Understanding the Federal Reserve

If you're trying to remain savvy about today's economy, it's time to acquaint yourself with the Federal Reserve. Read on to discover valuable information about the Fed and how it relates to the U.S. government.

Fast Facts about the Federal Reserve

   * The Federal Reserve is not owned by anyone.  Although it was created by the government, it is independent and accountable only to Congress.

   * First formed in 1913 because President Woodrow Wilson passed the Federal Reserve Act, the Federal Reserve can be thought of as the "big bank in the sky." It was formed to promote and maintain an effective economy for the U.S. and to keep the banking and monetary system in the U.S. strong and consistent.

   * The Federal Reserve is located in Washington, D.C., and has 12 regional banks scattered throughout the country in large cities: Atlanta, Boston, Chicago, Cleveland, Dallas, Kansas City, Minneapolis, New York, Philadelphia, Richmond, San Francisco, and St. Louis.

   * A group of 7 people known as the Board of Governors runs the Federal Reserve. They are hand-picked by the U.S. president and their term length is 14 years. The Senate must approve the president's selections for the Board of Governors.

   * You'll find that nearly all banks in the U.S. are members of the Federal Reserve and thus mandated to leave a portion of their dollars in the Federal Reserve. That amount of money is agreed upon by all 7 people on the Board of Governors and isn't changed often to maintain stability in the country's economy.

   * The established dollar amount required for banks to leave in the Federal Reserve plays a major role in how much money is circulating in the U.S.

Roles of the Federal Reserve

1. It serves as the government's bank. The government keeps all its money in the Federal Reserve. In terms of the Reserve's jobs, this is one of the most important.

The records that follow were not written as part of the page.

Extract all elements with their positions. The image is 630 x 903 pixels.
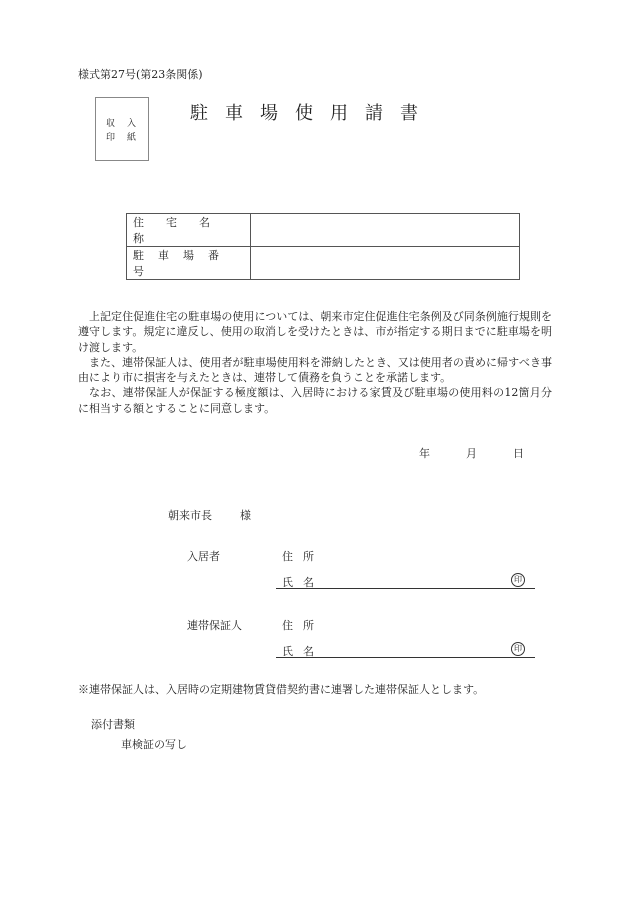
guarantor-label: 連帯保証人 [187, 619, 242, 632]
date-day: 日 [513, 447, 524, 460]
guarantor-name-label: 氏名 [282, 645, 324, 658]
guarantor-seal-mark: 印 [511, 642, 525, 656]
resident-name-underline [276, 588, 535, 589]
attachments-heading: 添付書類 [91, 718, 135, 731]
resident-address-label: 住所 [282, 550, 324, 563]
parking-number-field[interactable] [251, 247, 520, 280]
stamp-label-line1: 収入 [106, 119, 149, 129]
guarantor-note: ※連帯保証人は、入居時の定期建物賃貸借契約書に連署した連帯保証人とします。 [78, 683, 485, 696]
date-month: 月 [466, 447, 477, 460]
attachment-item: 車検証の写し [121, 738, 187, 751]
body-paragraph-3: なお、連帯保証人が保証する極度額は、入居時における家賃及び駐車場の使用料の12箇月分に相当する額とすることに同意します。 [78, 386, 552, 415]
parking-number-label: 駐車場番号 [127, 247, 251, 280]
body-paragraph-2: また、連帯保証人は、使用者が駐車場使用料を滞納したとき、又は使用者の責めに帰すべき事由により市に損害を与えたときは、連帯して債務を負うことを承諾します。 [78, 355, 552, 385]
revenue-stamp-box [95, 97, 149, 161]
guarantor-name-underline [276, 657, 535, 658]
addressee-name: 朝来市長 [168, 509, 212, 522]
guarantor-address-label: 住所 [282, 619, 324, 632]
resident-name-label: 氏名 [282, 576, 324, 589]
housing-info-table [126, 213, 520, 280]
housing-name-field[interactable] [251, 214, 520, 247]
form-number: 様式第27号(第23条関係) [78, 68, 203, 81]
document-title: 駐車場使用請書 [190, 103, 435, 124]
housing-name-label: 住宅名称 [127, 214, 251, 247]
table-row [127, 247, 520, 280]
date-year: 年 [419, 447, 430, 460]
resident-seal-mark: 印 [511, 573, 525, 587]
addressee [168, 507, 251, 523]
stamp-label-line2: 印紙 [106, 133, 149, 143]
resident-label: 入居者 [187, 550, 220, 563]
table-row [127, 214, 520, 247]
addressee-honorific: 様 [240, 509, 251, 522]
body-paragraph-1: 上記定住促進住宅の駐車場の使用については、朝来市定住促進住宅条例及び同条例施行規則を遵守します。規定に違反し、使用の取消しを受けたときは、市が指定する期日までに駐車場を明け渡します。 [78, 310, 552, 354]
body-text [78, 309, 552, 416]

2. Government securities are also purchased and sold through the Federal Reserve. Government securities are debts owed by the government when it borrows funds. So, these debts are covered through the sale of bonds or notes ("securities") to citizen investors who invest in them to earn interest over the long term.

   * Such investments by individuals are usually long-term, considered secure, and rated highly by Dow Jones and NASDAQ.

3. Banks use the Federal Reserve for interbank transactions. So if Bank A wants to borrow from Bank B, it's done through the Reserve.

4. The Federal Reserve offers loans to financial institutions. Although banking institutions must seek loans elsewhere first, the Federal Reserve will also give loans to banking institutions that prove need.

5. It keeps the country's banking system in check, regulating how they do business.

6. The Federal Reserve protects the rights of citizens in terms of banking laws and regulations. If you ever have a serious dispute with your bank, you can seek out the Federal Reserve for guidance and help in resolving the matter. The Reserve will protect your interests and ensure your bank follows all U.S. laws regarding your bank accounts.

7. It's the bank of the IRS. The Federal Reserve provides the Internal Revenue Service (IRS) with a vehicle and an account to send out and receive tax refunds and payments. So, your yearly tax return payments and the tax return checks you receive pass through the Federal Reserve.

8. It disseminates valuable information to the public about foreclosures, credit reports, mortgage foreclosure resources, and guidance regarding dealing with financial institutions. The web address to access a wealth of such consumer information is found at http://www.federalreserve.gov/consumerinfo/default.htm.

Having an understanding of the Federal Reserve will clarify how the U.S government controls and disseminates money and information about banking. If you have any serious banking concerns, you can turn to the Federal Reserve for information and guidance.